But both horizons are more than just visual enjoyment: they link me to my past. The cranes are Dad's years at the Steel Company of Wales, and later British Steel, and all the memories associated with those years. His night shifts, the smell of his donkey jacket, even Vesta's Beef Curry and Rice, that slice of the exotic that penetrated our Sandfields Estate life in the 1960s, reserved as a quick meal for Dad which he'd eat on a stool in front of the TV.
What links to your past arise like sweet ghosts when you stand on the Prom and stare at the line that separates sea from sky?
Horizons can be smaller of course: they can be how far we can see to the end of our street. The curved L of Chrome Avenue is imprinted on my memory from the walk to and from Tirmorfa School between 1963 and 1969. The low brick walls the council built, fracturing my ankle from running with one foot on the kerb and one foot in the gutter. And the drains we feared would give us Scarlet Fever!

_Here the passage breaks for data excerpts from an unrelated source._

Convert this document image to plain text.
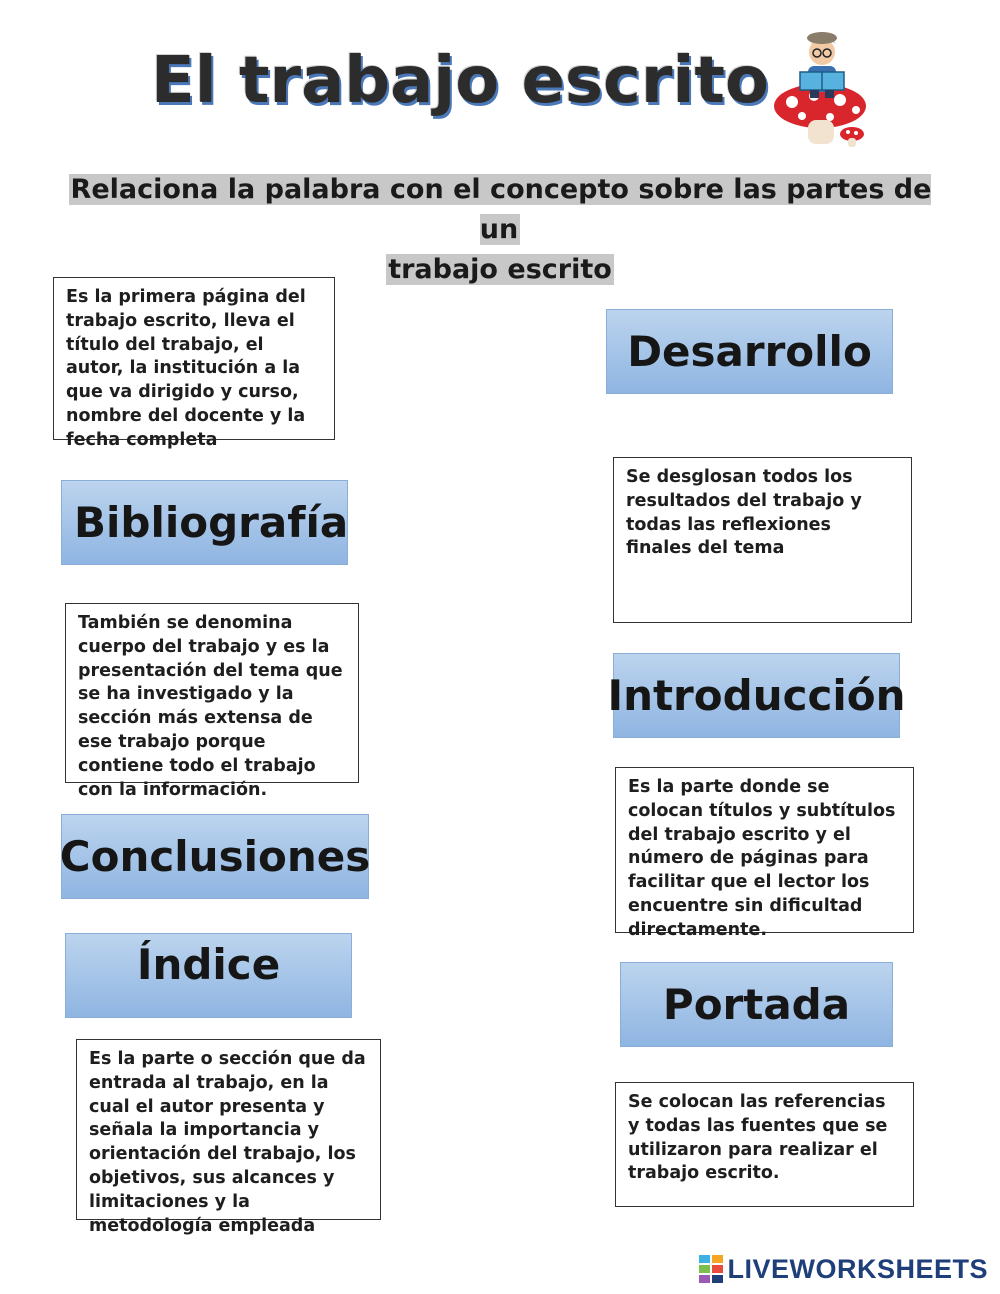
El trabajo escrito
Relaciona la palabra con el concepto sobre las partes de un
trabajo escrito
Es la primera página del trabajo escrito, lleva el título del trabajo, el autor, la institución a la que va dirigido y curso, nombre del docente y la fecha completa
Se desglosan todos los resultados del trabajo y todas las reflexiones finales del tema
También se denomina cuerpo del trabajo y es la presentación del tema que se ha investigado y la sección más extensa de ese trabajo porque contiene todo el trabajo con la información.	Es la parte donde se colocan títulos y subtítulos del trabajo escrito y el número de páginas para facilitar que el lector los encuentre sin dificultad directamente.
Es la parte o sección que da entrada al trabajo, en la cual el autor presenta y señala la importancia y orientación del trabajo, los objetivos, sus alcances y limitaciones y la metodología empleada
Se colocan las referencias y todas las fuentes que se utilizaron para realizar el trabajo escrito.
Desarrollo
Bibliografía
Introducción
Conclusiones
Índice
Portada
LIVEWORKSHEETS
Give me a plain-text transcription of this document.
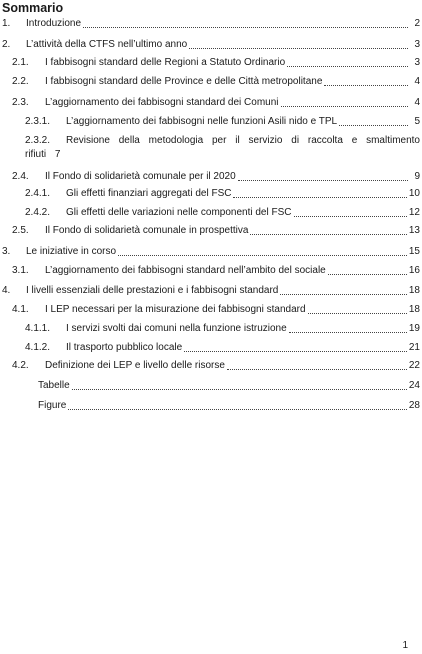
Sommario
1.	Introduzione	2
2.	L’attività della CTFS nell’ultimo anno	3
2.1.	I fabbisogni standard delle Regioni a Statuto Ordinario	3
2.2.	I fabbisogni standard delle Province e delle Città metropolitane	4
2.3.	L’aggiornamento dei fabbisogni standard dei Comuni	4
2.3.1.	L’aggiornamento dei fabbisogni nelle funzioni Asili nido e TPL	5
2.3.2.	Revisione della metodologia per il servizio di raccolta e smaltimento
rifiuti 7
2.4.	Il Fondo di solidarietà comunale per il 2020	9
2.4.1.	Gli effetti finanziari aggregati del FSC	10
2.4.2.	Gli effetti delle variazioni nelle componenti del FSC	12
2.5.	Il Fondo di solidarietà comunale in prospettiva	13
3.	Le iniziative in corso	15
3.1.	L’aggiornamento dei fabbisogni standard nell’ambito del sociale	16
4.	I livelli essenziali delle prestazioni e i fabbisogni standard	18
4.1.	I LEP necessari per la misurazione dei fabbisogni standard	18
4.1.1.	I servizi svolti dai comuni nella funzione istruzione	19
4.1.2.	Il trasporto pubblico locale	21
4.2.	Definizione dei LEP e livello delle risorse	22
Tabelle	24
Figure	28
1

In her poem, 'Community', (The Forgotten Country, Gomer Press 1977), Port Talbot author Sally Roberts Jones talks about 'a death in the street' and how 'We are less by that much'. Our horizons change as much with the loss of people as the losses and gains in our natural, urban and industrial landscapes.
Look around you. Notice your physical horizons: land and sea, the road you live on, the people in your life. What anchors you to them? Talk about them. Let's celebrate our connections, these rivets of history.